A premed class in organic chemistry nearly drove Susan Cohen from a career in the health arena. "I went running away," laughs Cohen, who is director of health education and prevention at the L.A. Gay & Lesbian Center. "But eventually I found my way to public health and, in particular, issues related to sexual health."
As a college graduate in the late 1980s, Cohen also was drawn to the fight against HIV as she witnessed the disease's impact on Los Angeles's gay community. "It was clear to me what was happening was rooted in public health and social justice issues like safer sex, access to clean needles, access to health care, homophobia, and stigma. I felt compelled to help," she explains.
Since 2006, Cohen has spearheaded the L.A. center's HIV prevention outreach, mobile HIV and STD testing services, substance abuse prevention programs, and numerous other health initiatives. In 2007 her department created an ongoing Internet soap opera and interactive website -- called "In the Moment" -- that follows a group of gay men as they deal with issues around safer sex, substance use, Internet hookups, and other timely topics.
"We needed to reach guys where they are going. And today, that's online," Cohen says of the project. "It gives us a unique way to reignite dialogues about HIV, crystal meth, and risky behaviors among gay and bisexual men who might not otherwise be having those conversations."
Unfailingly modest, Julie Davids prefers to call herself "a cog in the machine." This particular cog has been an instrumental force behind efforts to lower antiretroviral drug prices worldwide, to get condoms in Philadelphia jails, to expand access to sterile syringes, to increase opportunities for HIV-positive women in clinical trials, and to reduce bureaucratic red tape in HIV prevention campaigns at the U.S. Centers for Disease Control and Prevention.

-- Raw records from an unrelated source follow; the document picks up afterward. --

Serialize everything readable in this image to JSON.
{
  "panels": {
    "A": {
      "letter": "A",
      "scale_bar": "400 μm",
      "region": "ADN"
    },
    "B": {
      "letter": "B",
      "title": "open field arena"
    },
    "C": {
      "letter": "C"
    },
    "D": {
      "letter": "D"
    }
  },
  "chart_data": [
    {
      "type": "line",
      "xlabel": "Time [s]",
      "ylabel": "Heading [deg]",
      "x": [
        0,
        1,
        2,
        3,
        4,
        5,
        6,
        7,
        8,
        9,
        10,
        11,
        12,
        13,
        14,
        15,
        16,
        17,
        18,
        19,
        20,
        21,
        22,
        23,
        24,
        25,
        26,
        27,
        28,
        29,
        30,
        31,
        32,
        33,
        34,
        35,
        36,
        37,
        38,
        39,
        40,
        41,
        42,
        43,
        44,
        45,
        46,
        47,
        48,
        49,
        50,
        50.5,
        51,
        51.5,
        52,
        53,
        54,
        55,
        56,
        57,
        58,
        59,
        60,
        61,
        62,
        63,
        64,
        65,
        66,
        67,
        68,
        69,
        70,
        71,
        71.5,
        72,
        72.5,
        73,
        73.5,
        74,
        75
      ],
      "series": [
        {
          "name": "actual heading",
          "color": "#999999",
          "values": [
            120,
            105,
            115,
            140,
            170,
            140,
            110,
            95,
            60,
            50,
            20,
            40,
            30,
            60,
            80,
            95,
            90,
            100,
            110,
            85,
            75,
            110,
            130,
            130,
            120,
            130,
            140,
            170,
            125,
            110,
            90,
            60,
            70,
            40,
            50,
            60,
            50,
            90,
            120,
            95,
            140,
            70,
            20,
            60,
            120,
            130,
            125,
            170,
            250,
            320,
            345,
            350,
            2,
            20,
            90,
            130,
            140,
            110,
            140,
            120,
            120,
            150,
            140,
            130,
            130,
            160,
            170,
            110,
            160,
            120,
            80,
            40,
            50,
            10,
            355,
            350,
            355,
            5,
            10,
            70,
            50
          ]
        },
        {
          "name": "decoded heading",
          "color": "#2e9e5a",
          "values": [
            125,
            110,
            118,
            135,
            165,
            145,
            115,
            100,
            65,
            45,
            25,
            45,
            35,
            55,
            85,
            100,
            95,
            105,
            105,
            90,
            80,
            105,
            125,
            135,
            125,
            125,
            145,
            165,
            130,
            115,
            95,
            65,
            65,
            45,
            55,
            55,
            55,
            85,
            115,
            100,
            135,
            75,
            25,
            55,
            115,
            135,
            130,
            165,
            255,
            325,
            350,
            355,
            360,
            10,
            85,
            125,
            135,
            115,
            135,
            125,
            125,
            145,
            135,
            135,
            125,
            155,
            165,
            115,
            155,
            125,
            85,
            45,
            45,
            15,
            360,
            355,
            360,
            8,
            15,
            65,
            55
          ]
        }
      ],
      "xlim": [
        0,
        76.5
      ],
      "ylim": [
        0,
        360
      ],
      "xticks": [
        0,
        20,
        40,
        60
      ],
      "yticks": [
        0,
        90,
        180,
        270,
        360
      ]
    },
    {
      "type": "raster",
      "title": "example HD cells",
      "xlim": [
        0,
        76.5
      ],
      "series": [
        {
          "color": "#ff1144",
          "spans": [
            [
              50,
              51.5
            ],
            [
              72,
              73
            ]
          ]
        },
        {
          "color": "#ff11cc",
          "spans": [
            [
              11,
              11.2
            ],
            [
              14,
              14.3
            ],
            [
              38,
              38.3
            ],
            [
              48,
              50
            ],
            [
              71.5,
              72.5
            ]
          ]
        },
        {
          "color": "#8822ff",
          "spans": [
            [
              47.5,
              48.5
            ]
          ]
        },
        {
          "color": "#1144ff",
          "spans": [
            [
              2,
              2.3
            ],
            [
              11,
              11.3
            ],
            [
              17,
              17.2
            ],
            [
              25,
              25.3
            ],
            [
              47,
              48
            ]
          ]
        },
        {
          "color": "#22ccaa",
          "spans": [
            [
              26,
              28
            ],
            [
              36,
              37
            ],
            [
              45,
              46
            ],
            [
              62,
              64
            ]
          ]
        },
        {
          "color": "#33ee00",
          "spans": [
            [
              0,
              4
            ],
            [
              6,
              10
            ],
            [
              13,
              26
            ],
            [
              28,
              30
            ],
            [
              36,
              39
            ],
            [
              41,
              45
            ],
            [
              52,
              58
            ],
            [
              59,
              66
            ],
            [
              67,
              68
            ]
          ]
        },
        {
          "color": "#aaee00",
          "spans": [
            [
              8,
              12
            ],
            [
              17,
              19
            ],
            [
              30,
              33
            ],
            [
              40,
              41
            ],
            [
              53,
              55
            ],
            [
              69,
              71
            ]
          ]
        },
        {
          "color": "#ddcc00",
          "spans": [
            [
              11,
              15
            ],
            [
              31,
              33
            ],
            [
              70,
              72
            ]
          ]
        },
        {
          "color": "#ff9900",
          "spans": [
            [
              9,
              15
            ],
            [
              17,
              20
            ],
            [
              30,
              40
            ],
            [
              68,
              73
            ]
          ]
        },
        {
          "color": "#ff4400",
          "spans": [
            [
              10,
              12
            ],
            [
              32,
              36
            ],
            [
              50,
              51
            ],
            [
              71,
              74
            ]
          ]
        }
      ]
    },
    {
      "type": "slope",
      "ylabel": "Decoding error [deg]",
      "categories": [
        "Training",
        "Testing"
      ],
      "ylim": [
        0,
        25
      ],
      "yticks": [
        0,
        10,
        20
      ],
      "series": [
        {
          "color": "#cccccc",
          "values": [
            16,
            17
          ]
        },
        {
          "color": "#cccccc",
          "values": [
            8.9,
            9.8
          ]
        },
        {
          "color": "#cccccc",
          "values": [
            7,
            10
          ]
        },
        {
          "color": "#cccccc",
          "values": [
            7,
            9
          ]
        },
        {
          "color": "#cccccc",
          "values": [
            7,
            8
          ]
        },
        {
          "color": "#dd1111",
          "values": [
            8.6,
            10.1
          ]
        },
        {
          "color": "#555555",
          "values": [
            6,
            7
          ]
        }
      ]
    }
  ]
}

With a résumé already weighted with acronyms -- ACT UP Philadelphia, Philadelphia FIGHT, and Health GAP -- in 2003 she founded the Community HIV/AIDS Mobilization Project, or CHAMP, which is busy training the next wave of HIV activist leaders. Davids, who defines herself as a "genderqueer dyke," says she sees her role as "a facilitator and amplifier of people's voices. I'm lucky to be a catalyst for what's already happening."
"You think you scare me? You think you can make me back off? Nothin' scares me!" So said New York state senator Tom Duane to his colleagues in an impassioned 3 a.m. speech this summer that saved what looked like a doomed bill proposing rent caps for indigent New Yorkers with HIV.
The first openly gay and openly HIV-positive New York state senator when he was elected in 1998, Duane has made it his business to protect HIVers from discriminatory legislation and cuts in services. Now, as a member of a (famously razor-thin) majority in the state senate, he's fearlessly on the offense. "I've used my life experience in HIV and LGBT issues," he says. "It really drives my view of the world and how to make the world a better place."